Jianshui, im Konfuziustempel
Nach zwei Ruhetagen in Jianshui machten wir uns endlich auf den Weg die berühmten Reisterrassen zu besuchen. Wir waren gespannt, ob sich der strapazenreiche Umweg als lohnenswert erweisen würde, denn der direkte Weg in den Süden, der von Zhenyuan nach Jinghong geführt hätte, wäre nur knapp 400 km lang gewesen. Dank der Reisterrassen würden wir, sobald wir Jinghong erreicht hätten, 1'055 km mit insgesamt 17'760 Höhenmeter zurückgelegt haben. Lohnte sich der Umweg von über 600 km? Die Spannung stieg - die Strasse vor uns ebenfalls - stetig an, denn Terrassen werden, wie es der Name erwarten lässt, nicht in flachen Gegenden gebaut. So strampelten wir Meter für Meter die sich windende Bergstrasse hinauf und hielten jeweils nur kurz an für einen Bananen- oder Nudelstopp. Doch bald, als wir die Tausender Höhenlinie schon eine Weile hinter uns gelassen hatten, wurden die Stopps zahlreicher und länger - wir kamen aus dem Staunen nicht mehr hinaus. Was von unten her noch unauffällige Berghänge waren, entpuppte sich mit einem Blick von oben herab als hunderte, ineinander verflochtene, bewässerte Reisterrassen, die, bevor sie im Frühling wieder mit frischem Reis bepflanzt werden, ganze Hänge in einen lichtreflektierenden schiefen See verwandeln. 

Nach jeder Kurve hielten wir wieder an, um dieses Kunstwerk zu betrachten. Obwohl die Terrassenlandschaften von Hang zu Hang sehr ähnlich aussehen, sind die einzeln geformten Reisfelder doch überall einzigartig und dank des Zusammenspiels von Wind, Sonne und Wolken bot sich uns von Minute zu Minute wieder ein neuer, atemberaubender Anblick, der eine Flut von Fotos zur Folge hatte. Diese kunstvoll bebauten Berghänge, die das Hani-Volk seit ca. 1300 Jahren durch mühevolle Handarbeit schafft, wurden durch gute Strassen für Touristen zugänglich gemacht und auch wir entschieden uns in einem kleinen Hani-Dorf einen Stopp einzulegen. Nur mit unserem Eintrittsticket für 50 Yuan durften wir am nächsten Morgen bei Sonnenaufgang die eigens dafür gebaute Aussichtsterrasse betreten und das Lichtspektakel über den Reisterrassen von Duoyishu erleben. Dafür hatte sich der kräfteraubende Umweg definitiv gelohnt. 
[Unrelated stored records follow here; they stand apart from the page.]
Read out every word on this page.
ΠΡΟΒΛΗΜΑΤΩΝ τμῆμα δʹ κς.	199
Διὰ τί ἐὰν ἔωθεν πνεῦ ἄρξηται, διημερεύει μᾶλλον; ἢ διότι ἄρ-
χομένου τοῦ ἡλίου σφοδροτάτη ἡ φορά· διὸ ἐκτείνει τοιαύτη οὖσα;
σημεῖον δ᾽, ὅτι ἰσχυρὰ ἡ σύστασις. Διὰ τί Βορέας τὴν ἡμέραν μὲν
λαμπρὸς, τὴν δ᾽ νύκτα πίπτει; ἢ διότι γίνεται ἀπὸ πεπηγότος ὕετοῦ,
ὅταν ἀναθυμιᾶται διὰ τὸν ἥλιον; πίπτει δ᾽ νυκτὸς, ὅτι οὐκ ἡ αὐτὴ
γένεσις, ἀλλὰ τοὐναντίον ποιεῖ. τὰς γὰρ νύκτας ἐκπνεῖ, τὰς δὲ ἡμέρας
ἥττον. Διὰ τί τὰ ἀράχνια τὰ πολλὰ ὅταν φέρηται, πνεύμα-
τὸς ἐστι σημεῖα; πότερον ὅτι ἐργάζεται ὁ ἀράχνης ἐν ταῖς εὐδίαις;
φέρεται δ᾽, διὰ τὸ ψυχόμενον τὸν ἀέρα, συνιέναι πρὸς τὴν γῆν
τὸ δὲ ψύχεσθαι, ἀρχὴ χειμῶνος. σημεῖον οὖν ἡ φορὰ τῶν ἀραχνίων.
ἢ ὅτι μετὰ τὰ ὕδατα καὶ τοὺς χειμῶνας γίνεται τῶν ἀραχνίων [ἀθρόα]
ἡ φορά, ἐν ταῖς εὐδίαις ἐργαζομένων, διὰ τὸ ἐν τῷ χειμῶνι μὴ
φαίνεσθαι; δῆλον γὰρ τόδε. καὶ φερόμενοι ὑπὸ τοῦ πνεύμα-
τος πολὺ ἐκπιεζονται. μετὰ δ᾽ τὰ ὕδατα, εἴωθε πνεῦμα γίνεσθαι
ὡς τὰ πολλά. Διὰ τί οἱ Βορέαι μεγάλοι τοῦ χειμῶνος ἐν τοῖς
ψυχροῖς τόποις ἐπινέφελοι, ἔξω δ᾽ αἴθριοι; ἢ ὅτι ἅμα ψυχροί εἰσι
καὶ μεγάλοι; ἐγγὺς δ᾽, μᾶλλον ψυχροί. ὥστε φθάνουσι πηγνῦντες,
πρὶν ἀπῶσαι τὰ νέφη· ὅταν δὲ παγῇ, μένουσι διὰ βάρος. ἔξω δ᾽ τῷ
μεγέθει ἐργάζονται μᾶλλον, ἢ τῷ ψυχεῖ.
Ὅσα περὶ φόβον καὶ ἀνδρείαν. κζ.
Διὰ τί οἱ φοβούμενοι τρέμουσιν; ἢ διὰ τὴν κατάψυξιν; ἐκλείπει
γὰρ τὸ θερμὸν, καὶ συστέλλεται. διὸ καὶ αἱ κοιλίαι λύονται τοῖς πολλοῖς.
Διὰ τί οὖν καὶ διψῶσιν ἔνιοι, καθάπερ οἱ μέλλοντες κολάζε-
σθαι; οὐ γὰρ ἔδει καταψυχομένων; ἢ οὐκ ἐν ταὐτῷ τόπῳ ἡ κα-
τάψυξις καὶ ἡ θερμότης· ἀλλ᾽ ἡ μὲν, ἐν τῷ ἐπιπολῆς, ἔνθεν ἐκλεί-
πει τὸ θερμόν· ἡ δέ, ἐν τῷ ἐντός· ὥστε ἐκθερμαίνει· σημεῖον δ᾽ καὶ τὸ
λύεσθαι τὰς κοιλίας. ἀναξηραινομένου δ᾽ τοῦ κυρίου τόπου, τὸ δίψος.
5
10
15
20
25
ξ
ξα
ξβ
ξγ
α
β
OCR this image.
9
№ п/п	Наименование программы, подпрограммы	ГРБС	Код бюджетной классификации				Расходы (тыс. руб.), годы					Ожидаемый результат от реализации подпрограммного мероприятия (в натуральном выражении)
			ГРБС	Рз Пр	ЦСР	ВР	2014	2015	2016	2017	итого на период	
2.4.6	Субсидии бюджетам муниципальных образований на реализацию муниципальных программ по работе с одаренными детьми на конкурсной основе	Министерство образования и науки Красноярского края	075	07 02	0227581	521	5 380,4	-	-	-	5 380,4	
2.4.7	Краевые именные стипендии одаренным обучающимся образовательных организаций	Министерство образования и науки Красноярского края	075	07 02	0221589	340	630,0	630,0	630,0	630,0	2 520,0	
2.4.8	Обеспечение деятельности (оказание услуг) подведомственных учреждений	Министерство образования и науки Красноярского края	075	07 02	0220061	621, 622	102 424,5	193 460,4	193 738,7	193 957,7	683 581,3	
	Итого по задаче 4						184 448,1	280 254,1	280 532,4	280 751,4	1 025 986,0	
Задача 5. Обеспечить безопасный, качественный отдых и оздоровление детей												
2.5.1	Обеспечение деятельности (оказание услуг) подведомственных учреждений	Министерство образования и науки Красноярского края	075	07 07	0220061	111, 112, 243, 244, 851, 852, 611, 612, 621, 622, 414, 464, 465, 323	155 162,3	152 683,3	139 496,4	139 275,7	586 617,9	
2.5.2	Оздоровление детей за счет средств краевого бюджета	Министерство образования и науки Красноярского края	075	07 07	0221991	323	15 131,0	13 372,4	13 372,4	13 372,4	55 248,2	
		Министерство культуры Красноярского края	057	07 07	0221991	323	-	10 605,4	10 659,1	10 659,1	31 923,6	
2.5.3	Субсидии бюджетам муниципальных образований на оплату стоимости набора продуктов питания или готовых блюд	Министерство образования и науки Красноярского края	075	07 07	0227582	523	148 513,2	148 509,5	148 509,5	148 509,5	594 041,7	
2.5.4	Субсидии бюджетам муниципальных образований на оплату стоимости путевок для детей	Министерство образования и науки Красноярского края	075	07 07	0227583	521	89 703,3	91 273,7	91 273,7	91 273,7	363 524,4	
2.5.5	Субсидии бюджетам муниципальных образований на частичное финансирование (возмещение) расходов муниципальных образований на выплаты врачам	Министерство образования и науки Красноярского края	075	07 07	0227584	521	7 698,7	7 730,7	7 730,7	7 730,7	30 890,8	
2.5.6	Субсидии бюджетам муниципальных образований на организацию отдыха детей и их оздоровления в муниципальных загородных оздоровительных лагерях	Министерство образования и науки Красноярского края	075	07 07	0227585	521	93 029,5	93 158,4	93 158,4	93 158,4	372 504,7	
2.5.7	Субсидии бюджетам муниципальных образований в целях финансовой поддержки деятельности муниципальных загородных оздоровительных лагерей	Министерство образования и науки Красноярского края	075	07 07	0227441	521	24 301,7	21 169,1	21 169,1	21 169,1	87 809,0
Morgenstimmung bei Duoyishu
Nebelmeer und schiefer See

Reisterrassen von Yuanyang

starke, wilde Frauen...
...und deren Kinder










Kräfteraubend schien auch die Arbeit der Hani-Frauen, die wir etwas später an diesem Tag beobachteten: Das Dörfchen erhält gerade eine neu gepflasterte Strasse, sowie öffentliche WCs für Touristen. Männer durften Mäuerchen bauen und Frauen schleppten Zement und Backsteine heran. An diesen Anblick denke ich noch oft zurück, wenn ich mich mit letzter Kraft eine steile Strasse hochquäle, dann schweissüberströmt und mit schmerzverzerrter Grimasse anhalte um eine Verschnaufpause einzulegen und mir im Gegensatz zu den Hani, was so viel heisst wie "starke, wilde Frauen", die ohne mit der Wimper zu zucken Schwerstarbeit erledigen, ziemlich erbärmlich vorkomme, weil ich die Schwäche zulasse. 

Endlich! Anstatt Schotter gibt´s Kopfsteinplaster!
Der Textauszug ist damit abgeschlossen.